Il instaure l’obligation, pour les prédicateurs (pasteurs), de participer à des séances d’étude des Ecritures en latin, grec et hébreu cinq jours par semaine ; dans la deuxième partie de la rencontre, des laïcs sont accueillis pour une étude de la Bible traduite en allemand ; la fin de la rencontre réunit pasteurs et laïcs pour une méditation et une prière d’intercession. Nous sommes en 1525. Rome mettra un peu plus de quatre siècles, lors du concile Vatican II, à rendre ainsi la Bible accessible à tous.

Pourquoi cette intolérance ?

La Réforme, en Suisse comme ailleurs,  n’a pas été l’affaire d’un seul individu, car ainsi elle n’aurait probablement pas eu d’avenir ; mais bien du pouvoir en place. Au premier abord, on pense être en présence d’un élan humaniste et d’une volonté sincère de retrouver la pureté des Ecritures face à une Eglise éloignée de ses fondements. Mais il s’avère que ce sont surtout les pouvoirs politiques locaux aspirant à une indépendance vis-à-vis de Rome ou de l’Empire qui saisissent l’opportunité de cette réforme religieuse. Elle devient un outil de rébellion qui leur permet de prendre en main la vie spirituelle et civile des citoyens. Les autorités instituent leurs propres Eglises. Les couvents et les monastères sont sécularisés et leurs biens  affectés à des oeuvres de charité gérées par l’Etat. Les fonctions qu’assurait l’Eglise sont reprises par l’Etat.

La nouvelle Foi adoptée à Zurich, que deviennent les relations de la ville avec les cantons catholiques ? Zwingli demande simplement que la prédication selon la nouvelle Foi soit tolérée dans tous les territoires confédérés et alliés, croyant sincèrement que la force de la Parole fera le reste. Cela peut sembler naïf dans un tel contexte. La réaction des cantons catholiques face à cette évangélisation dans la nouvelle Foi ne se fait pas attendre. L’assassinat d’un prédicateur dans le canton de Schwytz déclenche un premier conflit ouvert qui est traité par voie diplomatique. Un deuxième conflit éclate, à Kappel en 1531 : Zwingli et les Zurichois essuient une défaite. Zwingli perd la vie ainsi que vingt autres pasteurs.

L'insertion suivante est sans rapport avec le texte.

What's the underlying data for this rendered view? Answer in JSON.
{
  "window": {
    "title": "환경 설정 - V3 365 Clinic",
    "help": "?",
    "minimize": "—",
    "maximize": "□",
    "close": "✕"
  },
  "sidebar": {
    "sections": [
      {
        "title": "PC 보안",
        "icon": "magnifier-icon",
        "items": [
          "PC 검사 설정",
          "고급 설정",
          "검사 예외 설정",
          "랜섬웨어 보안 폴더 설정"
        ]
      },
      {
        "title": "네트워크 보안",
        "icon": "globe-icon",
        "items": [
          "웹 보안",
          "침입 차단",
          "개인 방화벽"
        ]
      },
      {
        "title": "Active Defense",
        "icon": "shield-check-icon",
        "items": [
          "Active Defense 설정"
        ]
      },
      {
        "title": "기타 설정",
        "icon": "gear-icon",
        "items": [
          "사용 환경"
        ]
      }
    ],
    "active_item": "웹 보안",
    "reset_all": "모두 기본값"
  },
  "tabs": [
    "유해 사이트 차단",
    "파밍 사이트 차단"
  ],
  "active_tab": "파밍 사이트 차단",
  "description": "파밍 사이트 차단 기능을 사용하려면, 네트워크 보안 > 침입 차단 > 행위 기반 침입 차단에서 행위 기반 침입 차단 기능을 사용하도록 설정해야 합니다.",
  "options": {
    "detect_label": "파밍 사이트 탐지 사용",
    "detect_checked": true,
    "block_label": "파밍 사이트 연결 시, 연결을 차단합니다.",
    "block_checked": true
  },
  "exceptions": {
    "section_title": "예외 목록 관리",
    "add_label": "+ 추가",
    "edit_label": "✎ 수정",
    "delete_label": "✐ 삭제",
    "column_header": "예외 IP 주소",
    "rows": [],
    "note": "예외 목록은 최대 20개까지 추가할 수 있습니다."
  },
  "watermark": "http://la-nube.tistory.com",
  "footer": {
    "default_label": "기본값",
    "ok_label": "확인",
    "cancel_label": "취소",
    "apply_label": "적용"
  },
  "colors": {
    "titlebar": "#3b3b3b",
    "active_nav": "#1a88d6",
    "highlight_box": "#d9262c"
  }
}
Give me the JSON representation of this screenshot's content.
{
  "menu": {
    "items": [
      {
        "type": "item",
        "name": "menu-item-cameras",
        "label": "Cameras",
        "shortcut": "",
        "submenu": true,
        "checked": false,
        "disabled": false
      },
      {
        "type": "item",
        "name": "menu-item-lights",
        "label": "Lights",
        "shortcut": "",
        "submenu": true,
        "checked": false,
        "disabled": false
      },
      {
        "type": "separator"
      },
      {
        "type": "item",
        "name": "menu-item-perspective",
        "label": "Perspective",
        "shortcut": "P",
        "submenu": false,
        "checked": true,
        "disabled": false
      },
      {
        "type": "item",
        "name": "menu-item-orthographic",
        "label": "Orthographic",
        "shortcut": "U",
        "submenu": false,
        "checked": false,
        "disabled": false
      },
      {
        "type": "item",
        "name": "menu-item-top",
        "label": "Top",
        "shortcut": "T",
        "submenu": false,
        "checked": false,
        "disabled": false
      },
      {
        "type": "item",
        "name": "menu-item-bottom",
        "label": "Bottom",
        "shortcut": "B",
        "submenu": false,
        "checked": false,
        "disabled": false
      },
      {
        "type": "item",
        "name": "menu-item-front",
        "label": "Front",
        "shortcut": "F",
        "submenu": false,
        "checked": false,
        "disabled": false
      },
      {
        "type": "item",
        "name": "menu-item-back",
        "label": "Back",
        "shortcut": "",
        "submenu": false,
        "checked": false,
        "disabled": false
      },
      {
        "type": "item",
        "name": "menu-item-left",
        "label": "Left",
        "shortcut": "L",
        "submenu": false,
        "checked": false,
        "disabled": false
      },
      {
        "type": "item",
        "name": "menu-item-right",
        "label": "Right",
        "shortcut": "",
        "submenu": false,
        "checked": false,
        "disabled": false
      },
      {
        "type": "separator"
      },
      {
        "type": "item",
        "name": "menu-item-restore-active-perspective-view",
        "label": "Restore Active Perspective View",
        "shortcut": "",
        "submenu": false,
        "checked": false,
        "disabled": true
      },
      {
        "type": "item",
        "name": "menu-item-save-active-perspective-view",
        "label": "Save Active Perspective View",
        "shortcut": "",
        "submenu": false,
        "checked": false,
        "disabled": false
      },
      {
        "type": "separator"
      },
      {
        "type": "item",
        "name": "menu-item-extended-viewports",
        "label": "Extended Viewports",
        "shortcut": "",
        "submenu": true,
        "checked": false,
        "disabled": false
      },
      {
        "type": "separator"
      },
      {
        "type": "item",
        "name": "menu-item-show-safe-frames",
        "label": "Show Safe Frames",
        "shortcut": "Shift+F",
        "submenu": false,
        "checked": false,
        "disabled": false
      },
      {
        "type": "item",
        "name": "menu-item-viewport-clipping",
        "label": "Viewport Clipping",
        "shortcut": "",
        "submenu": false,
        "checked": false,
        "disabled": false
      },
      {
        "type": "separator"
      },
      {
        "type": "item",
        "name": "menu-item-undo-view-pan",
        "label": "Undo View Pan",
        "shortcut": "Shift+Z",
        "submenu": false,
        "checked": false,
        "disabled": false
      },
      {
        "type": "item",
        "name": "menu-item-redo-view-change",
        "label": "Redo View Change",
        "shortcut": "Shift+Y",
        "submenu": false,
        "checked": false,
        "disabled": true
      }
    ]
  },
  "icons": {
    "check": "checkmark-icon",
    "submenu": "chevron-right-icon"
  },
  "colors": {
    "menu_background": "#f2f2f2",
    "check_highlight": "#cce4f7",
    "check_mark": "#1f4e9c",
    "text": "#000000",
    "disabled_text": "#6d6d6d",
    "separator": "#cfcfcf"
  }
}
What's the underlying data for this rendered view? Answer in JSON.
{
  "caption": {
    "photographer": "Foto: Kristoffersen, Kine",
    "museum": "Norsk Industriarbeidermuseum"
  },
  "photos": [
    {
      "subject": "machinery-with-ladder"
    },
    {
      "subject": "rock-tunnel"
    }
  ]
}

Malgré quelques conflits déclarés, aucun canton n’a essayé d’imposer la Réforme ou le catholicisme à un autre par la force. On a affaire à une réaction de défense, non d’agression. Lorsque « l’ingérence » ne peut se régler diplomatiquement, alors on déclenche une intervention armée. Les Confédérés savent qu’un conflit armé interne les affaiblirait face aux menaces externes et mettrait en danger leur toute jeune indépendance vis-à-vis du Saint-Empire, obtenue en 1499.

Zwingli a-t-il rencontré Luther ?

Oui, en 1529, lors du Colloque de Marbourg, qui réunissait les principales figures de la Réforme. Mais Zwingli s’en éloigna rapidement. Leur pierre d’achoppement? Ils ne s’accordaient pas sur la présence réelle du Christ dans le pain et le vin. Pour Luther, le pain et le vin de la cène contiennent la présence du Christ alors que pour Zwingli, le Christ n’est présent spirituellement que grâce à l’action de l’Esprit Saint dans le cœur des croyants. Selon lui, la présence du Christ est exprimée par l’acte des croyants participant à la cène et non par une présence dans les espèces.

Après que Zurich eut adopté la Réforme, ce fut au tour de Berne d’y adhérer. Zwingli en fut également le mentor. Mais l’adhésion de Berne sera lourde de conséquences pour le Pays de Vaud.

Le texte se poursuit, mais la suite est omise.